President George Bush recently displayed three American families who would benefit from his tax-cut plan as he began to push the plan through Congress. There isn’t a platform in the world large enough to hold the number of people eager to describe how to better deliver the tax cut to those model families and everyone else. But three sources of advice stand out as particularly sensible and should be supported in Congress by Maine’s delegation.
. From Alan Greenspan: Tie future tax cuts to actual economic performance, measured by federal revenues. The president’s proposal is based on a projected surplus of $5.6 trillion over the next 10 years, according to the Congressional Budget Office. If those surpluses do not appear, the tax cuts in future years should be adjusted to ensure they are not carried out through deficit spending. Sens. Olympia Snowe and George Voinovich have urged the president to support this idea.

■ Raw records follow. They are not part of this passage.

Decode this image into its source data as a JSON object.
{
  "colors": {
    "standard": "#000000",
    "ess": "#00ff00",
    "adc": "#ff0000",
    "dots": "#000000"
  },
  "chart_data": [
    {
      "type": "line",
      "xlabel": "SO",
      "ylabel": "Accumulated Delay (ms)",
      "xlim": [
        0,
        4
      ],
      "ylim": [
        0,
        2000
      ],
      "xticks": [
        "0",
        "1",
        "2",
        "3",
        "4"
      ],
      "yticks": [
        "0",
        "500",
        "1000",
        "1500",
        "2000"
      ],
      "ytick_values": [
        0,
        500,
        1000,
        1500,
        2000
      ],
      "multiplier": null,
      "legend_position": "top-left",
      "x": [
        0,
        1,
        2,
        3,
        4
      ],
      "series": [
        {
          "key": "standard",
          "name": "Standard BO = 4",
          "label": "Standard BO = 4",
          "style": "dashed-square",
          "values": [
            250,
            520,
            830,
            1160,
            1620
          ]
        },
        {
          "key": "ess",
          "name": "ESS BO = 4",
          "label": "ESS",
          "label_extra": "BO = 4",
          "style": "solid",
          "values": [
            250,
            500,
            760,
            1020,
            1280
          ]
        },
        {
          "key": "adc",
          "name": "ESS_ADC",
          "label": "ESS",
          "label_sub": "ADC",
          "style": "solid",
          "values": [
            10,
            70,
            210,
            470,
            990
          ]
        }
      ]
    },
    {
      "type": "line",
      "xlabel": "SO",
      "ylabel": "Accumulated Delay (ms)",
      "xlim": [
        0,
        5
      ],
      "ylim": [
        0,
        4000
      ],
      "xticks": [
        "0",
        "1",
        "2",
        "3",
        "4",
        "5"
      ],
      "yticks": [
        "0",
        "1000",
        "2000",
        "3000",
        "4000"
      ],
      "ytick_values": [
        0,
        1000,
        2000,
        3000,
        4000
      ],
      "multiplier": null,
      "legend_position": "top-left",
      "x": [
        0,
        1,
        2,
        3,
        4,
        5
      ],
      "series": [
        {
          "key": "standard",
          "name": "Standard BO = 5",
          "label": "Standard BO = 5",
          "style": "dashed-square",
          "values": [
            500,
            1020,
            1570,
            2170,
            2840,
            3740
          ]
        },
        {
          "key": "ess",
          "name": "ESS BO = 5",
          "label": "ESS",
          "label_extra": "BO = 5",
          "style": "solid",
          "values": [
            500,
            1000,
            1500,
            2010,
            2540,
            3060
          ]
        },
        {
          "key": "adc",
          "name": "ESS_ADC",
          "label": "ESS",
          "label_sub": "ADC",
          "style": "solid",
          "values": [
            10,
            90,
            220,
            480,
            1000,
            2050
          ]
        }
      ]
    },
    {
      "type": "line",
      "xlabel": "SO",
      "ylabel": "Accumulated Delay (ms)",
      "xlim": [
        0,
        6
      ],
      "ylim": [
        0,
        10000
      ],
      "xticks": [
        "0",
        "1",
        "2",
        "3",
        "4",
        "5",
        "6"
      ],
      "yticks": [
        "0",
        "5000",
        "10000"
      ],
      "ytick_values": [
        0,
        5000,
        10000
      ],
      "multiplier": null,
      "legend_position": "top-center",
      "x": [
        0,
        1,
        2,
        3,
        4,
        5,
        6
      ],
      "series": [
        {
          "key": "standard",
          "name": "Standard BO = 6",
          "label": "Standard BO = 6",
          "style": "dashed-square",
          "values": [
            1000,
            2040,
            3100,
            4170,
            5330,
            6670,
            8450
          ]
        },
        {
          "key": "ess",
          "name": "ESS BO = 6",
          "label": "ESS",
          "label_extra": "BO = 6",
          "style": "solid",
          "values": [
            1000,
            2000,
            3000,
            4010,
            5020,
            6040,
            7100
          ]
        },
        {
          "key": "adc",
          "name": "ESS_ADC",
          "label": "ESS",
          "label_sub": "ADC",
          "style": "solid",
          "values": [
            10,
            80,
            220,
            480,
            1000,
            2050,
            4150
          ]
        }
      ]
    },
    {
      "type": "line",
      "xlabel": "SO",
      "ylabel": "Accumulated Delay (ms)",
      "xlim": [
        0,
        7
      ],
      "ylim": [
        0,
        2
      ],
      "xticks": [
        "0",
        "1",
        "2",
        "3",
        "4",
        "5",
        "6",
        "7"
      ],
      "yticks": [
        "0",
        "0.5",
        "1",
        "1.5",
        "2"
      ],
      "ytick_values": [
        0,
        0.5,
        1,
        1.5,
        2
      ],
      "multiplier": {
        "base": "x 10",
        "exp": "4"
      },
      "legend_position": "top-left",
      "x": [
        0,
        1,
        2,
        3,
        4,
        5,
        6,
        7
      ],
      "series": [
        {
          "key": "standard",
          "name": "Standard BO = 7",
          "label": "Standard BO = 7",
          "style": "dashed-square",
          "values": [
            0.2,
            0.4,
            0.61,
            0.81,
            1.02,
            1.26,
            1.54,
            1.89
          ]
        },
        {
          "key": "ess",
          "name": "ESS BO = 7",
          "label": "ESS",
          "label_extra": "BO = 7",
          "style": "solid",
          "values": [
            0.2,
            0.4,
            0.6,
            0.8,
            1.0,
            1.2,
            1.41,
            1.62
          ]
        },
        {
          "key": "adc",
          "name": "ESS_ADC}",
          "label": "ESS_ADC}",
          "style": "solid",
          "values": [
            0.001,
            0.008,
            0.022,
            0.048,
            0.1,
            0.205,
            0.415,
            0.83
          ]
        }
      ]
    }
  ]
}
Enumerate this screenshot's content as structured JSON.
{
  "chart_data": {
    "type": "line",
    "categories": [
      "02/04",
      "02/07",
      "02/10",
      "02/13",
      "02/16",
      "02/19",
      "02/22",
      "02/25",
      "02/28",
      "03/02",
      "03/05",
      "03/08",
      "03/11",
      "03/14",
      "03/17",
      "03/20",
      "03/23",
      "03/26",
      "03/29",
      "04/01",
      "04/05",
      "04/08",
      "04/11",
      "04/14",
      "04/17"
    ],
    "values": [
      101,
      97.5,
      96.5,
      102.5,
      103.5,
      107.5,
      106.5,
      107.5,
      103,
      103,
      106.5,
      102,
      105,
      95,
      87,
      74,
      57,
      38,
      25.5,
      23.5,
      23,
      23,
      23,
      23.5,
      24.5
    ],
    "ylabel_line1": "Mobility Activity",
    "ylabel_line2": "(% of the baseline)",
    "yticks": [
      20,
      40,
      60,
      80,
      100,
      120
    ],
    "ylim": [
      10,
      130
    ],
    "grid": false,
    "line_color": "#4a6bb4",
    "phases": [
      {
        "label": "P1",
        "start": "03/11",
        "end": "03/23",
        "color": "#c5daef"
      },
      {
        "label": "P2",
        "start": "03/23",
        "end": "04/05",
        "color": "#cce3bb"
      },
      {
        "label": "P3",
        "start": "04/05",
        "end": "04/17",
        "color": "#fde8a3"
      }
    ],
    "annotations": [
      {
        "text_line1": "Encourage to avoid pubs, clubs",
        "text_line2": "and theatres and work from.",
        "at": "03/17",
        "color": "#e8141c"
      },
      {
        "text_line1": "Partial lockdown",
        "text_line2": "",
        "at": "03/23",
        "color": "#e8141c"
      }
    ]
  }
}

. From Robert Rubin, former secretary of the Treasury: The $2 trillion plan – $1.6 trillion tax cut plus $400 billion of interest on the national debt that would otherwise have been retired – will use up all available surplus, leaving nothing for any new programs from prescription drug benefits to a missile defense system. That’s because the CBO’s estimate of $5.6 trillion includes Social Security and Medicare surpluses, money that Congress either wants to put in a “lock box” to protect or will be needed soon after the end of the 10-year tax plan. It was fiscal discipline of paying down the debt that helped bring the nation its longest economic expansion in history; abandoning that principle now “could increase interest rates and recreate the loss of consumer and business confidence associated with the deficits of the late ’80s and early ’90s.” Reduce the size of tax cut.
. From nearly everyone with a calculator: Forget cuts in income or estate taxes, if you really want to help those families, cut the payroll tax. Using funds generated by income taxes, Congress could protect Social Security and Medicare while cutting the taxes that most affect middle and lower income Americans. A front-loaded, short-term cut in those taxes to the people most likely to spend would do more for the typical American family than the cut proposed by the president – which emphasizes a cut for the wealthy – while helping the economy and indirectly supporting the investments of the well-heeled. President Bush has indicated that he is open to including this cut in the mix.
The responsibility in the tax-cut debate of Sens. Snowe and Susan Collins and Reps. John Baldacci and Tom Allen is to see that the best interests of Maine taxpayers are vigorously represented. Here are three ways they can accomplish this.